Monday, 24 September 2012

Faith or Faithfulness? The Votes are in

Having just finished, after a very long time[1], The Faith of Jesus Christ the verdict is in. On the question of whether pistis christou should be translated as "the faithfulness of Christ" or "faith in Christ" it seems that the majority of these scholars are in favour of the former. Admittedly this debate isn't a democracy and neither is this a sufficiently wide sample group from which to develop a proposition that "most scholars believe." Nevertheless, the book presents more arguments for both sides (and some third ways) than the average lay reader would have encountered. There's a lot to chew on in these pages.

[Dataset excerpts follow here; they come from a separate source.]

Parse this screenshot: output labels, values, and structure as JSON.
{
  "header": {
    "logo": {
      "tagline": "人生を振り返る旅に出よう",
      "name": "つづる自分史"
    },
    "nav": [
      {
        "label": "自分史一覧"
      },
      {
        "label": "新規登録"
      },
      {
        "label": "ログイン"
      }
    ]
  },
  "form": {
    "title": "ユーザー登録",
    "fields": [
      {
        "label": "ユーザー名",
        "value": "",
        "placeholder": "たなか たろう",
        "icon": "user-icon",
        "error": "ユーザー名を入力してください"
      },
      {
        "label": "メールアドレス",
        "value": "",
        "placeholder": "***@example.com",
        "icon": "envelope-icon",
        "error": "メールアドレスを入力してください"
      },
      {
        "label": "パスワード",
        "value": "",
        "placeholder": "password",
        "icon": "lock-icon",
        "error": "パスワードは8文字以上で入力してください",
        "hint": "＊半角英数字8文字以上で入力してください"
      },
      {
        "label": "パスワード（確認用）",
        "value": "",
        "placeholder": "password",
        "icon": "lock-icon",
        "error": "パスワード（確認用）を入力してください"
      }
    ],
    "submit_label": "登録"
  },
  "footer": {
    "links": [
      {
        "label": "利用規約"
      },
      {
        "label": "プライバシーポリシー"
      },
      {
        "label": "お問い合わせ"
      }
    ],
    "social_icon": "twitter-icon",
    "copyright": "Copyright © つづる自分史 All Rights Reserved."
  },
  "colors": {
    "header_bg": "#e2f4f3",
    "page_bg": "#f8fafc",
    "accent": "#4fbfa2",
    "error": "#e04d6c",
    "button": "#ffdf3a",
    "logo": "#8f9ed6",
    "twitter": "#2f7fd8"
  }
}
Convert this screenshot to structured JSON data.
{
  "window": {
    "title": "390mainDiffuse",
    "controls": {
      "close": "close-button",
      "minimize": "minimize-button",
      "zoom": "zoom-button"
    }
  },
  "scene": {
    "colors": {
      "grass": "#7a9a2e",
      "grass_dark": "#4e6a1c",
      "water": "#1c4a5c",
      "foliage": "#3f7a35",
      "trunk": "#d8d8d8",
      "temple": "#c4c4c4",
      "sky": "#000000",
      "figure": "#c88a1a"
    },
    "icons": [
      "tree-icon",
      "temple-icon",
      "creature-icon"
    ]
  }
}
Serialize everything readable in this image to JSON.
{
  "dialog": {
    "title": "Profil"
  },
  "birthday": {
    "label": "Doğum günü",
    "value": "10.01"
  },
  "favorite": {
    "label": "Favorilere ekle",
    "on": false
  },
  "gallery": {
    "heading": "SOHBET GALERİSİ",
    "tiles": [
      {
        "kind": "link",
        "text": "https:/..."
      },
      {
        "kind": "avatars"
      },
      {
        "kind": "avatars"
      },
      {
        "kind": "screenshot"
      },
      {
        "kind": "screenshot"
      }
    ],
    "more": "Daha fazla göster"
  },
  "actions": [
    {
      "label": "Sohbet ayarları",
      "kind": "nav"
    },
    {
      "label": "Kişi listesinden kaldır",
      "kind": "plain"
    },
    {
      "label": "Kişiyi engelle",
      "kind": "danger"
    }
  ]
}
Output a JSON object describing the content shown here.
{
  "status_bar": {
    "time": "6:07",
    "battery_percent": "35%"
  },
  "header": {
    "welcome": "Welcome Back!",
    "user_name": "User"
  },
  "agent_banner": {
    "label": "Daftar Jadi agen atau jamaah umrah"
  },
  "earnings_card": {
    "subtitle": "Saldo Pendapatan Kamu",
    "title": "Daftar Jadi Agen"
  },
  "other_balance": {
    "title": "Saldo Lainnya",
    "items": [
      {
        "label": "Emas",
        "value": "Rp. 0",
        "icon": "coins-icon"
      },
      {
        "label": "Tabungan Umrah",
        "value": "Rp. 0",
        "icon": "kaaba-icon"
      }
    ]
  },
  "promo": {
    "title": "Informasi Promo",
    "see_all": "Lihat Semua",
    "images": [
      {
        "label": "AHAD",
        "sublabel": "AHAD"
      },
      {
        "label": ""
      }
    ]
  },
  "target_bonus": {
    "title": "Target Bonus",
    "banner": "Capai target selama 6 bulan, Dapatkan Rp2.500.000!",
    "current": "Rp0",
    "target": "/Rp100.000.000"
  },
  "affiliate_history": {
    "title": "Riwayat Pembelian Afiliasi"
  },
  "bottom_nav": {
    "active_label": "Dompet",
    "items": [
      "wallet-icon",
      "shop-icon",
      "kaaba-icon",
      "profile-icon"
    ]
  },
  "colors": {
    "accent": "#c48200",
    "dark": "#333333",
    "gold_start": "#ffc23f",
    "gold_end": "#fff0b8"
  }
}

I especially liked the closing essay by Ben Myers. Written for easy reading without diluting the content, it summarises much of Barth's comments on the debate and probably was amongst the most persuasive in the book. Loosely speaking the position is that all righteousness comes from God and it is God's faithfulness that makes it possible for humanity to be saved and thereby triggers faith and faithfulness in humanity.

OK, so it's loosely speaking.

Despite my trivialising of Barth, this is close to the position that I also end up taking now that I've read the book. There appears to be enough grammatical evidence, textual evidence and contextual evidence to warrant it. The effort of salvation is on the part of God, and it provokes a response of faith. The response is not the means of salvation, but the acknowledgement of it.


Notes
1. With several months of not even touching the book at all because I relocated across the country.